Josh seemed to be making some plans of his own. There was much tiptoeing and rushing past open doorways. On December 22 he stayed home from work. He made pancakes and bacon and carried it up to Rose on a tray. Chilled grapefruit, with cherry centres and a sprig of mistletoe, crowded alongside squat mugs and chequered napkins. The smell of coffee prickled her nose. The look in his eyes curled her toes. Rose felt delicious. When Josh handed her the book she had marked and suggested she stay in bed, she knew he was up to something. She teased him, enjoying his attempts to withstand her curiosity. He swept up the tray and left the room, whistling as only a happy man can. Rose hugged herself beneath the downy quilt and turned her face into the pillow. It smelled of Aramis and Josh.

She woke to the slamming of the back door. “Don’t come down yet,” Josh warned from the bottom of the stairs, “you’ll wreck your surprise.” Rose darted into the bathroom for a quick shower, brushed her hair into a high pony-tail and stepped into a snugly sweat suit in forest green and burgundy. She felt womanly, satiated. She walked with a new sway, smiled with a mysterious languor.

More minutes of scraping and banging ended in silence below. Josh called for her to come down. He waited at the bottom of the steps. The kiss he gave her was sweet, then steamy, the mistletoe nowhere in sight. Rose sighed with deep contentment as he curled one arm around her and clamped a hand over her eyes. Rose stumbled and Josh found a ticklish spot as he tried to support her. They laughed their way across the hall and into the living room. Tangled together he brought them to a halt in the centre of the room.

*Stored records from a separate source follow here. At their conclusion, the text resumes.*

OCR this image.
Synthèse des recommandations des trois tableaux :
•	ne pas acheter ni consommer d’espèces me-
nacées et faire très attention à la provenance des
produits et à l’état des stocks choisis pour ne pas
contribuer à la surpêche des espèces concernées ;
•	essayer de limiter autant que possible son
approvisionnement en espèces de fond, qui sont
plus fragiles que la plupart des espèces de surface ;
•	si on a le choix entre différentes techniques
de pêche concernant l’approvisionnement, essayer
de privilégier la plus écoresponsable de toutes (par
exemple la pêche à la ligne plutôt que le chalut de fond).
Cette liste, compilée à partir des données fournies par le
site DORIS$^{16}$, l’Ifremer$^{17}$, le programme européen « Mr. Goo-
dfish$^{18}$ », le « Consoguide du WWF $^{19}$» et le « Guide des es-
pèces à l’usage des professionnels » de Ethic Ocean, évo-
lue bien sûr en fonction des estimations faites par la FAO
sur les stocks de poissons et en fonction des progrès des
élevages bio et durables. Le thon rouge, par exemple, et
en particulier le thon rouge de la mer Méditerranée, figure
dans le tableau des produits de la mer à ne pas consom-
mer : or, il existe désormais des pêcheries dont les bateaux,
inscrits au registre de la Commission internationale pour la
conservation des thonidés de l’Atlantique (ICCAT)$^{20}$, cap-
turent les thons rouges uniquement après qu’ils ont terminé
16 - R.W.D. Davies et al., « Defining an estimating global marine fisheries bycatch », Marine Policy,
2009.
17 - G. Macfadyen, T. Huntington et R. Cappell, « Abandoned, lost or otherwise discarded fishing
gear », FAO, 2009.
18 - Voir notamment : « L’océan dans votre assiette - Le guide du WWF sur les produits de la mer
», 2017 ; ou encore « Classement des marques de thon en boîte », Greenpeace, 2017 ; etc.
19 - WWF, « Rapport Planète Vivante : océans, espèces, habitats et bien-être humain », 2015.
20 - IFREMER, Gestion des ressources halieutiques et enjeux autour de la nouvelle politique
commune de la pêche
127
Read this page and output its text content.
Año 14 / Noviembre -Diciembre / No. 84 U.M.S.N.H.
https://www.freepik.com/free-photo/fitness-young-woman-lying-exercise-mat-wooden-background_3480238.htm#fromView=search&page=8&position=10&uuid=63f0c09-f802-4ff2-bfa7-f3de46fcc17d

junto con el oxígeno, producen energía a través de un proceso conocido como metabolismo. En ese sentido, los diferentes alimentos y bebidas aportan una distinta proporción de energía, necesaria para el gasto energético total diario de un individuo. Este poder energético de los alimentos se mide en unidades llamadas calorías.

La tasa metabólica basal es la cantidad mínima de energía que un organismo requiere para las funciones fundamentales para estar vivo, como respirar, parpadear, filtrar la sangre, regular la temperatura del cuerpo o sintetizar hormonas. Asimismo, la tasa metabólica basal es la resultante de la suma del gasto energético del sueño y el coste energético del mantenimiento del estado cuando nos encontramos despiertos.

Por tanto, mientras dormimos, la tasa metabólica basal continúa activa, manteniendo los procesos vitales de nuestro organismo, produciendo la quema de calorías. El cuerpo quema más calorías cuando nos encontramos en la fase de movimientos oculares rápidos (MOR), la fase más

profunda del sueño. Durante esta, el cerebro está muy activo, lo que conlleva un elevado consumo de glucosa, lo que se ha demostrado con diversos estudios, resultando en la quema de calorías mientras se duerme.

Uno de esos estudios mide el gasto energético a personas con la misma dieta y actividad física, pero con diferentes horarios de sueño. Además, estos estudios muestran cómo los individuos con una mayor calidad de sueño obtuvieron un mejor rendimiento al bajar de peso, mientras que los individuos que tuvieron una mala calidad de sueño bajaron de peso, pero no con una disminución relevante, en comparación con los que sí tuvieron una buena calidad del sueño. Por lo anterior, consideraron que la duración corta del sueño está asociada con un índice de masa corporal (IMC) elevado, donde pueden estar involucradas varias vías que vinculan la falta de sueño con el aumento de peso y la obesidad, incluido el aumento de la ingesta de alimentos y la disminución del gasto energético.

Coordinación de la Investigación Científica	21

“I wanted to give you something to show you I really understand what you need from me. I wanted to give you my time, not money.” He whispered against her ear. She felt the dampness in the palm pressed across her eyes. His voice held the huskiness of strain and his lean body backing hers was rigid. Rose’s heart seemed to throw out a little extra heat. Josh really cared. He loved her enough to make changes and work hard to keep their marriage. She didn’t need anything else. “I remembered how you always said you wanted to have a real tree for Christmas and how I always insisted we put up that old fake one. Ta da!” He pulled his hand away. “Surprise! I thought we could finish it together.”

Rose stared a moment, then closed her eyes. The Princess tree stood, draped in lights and tinsel, in the corner of the room.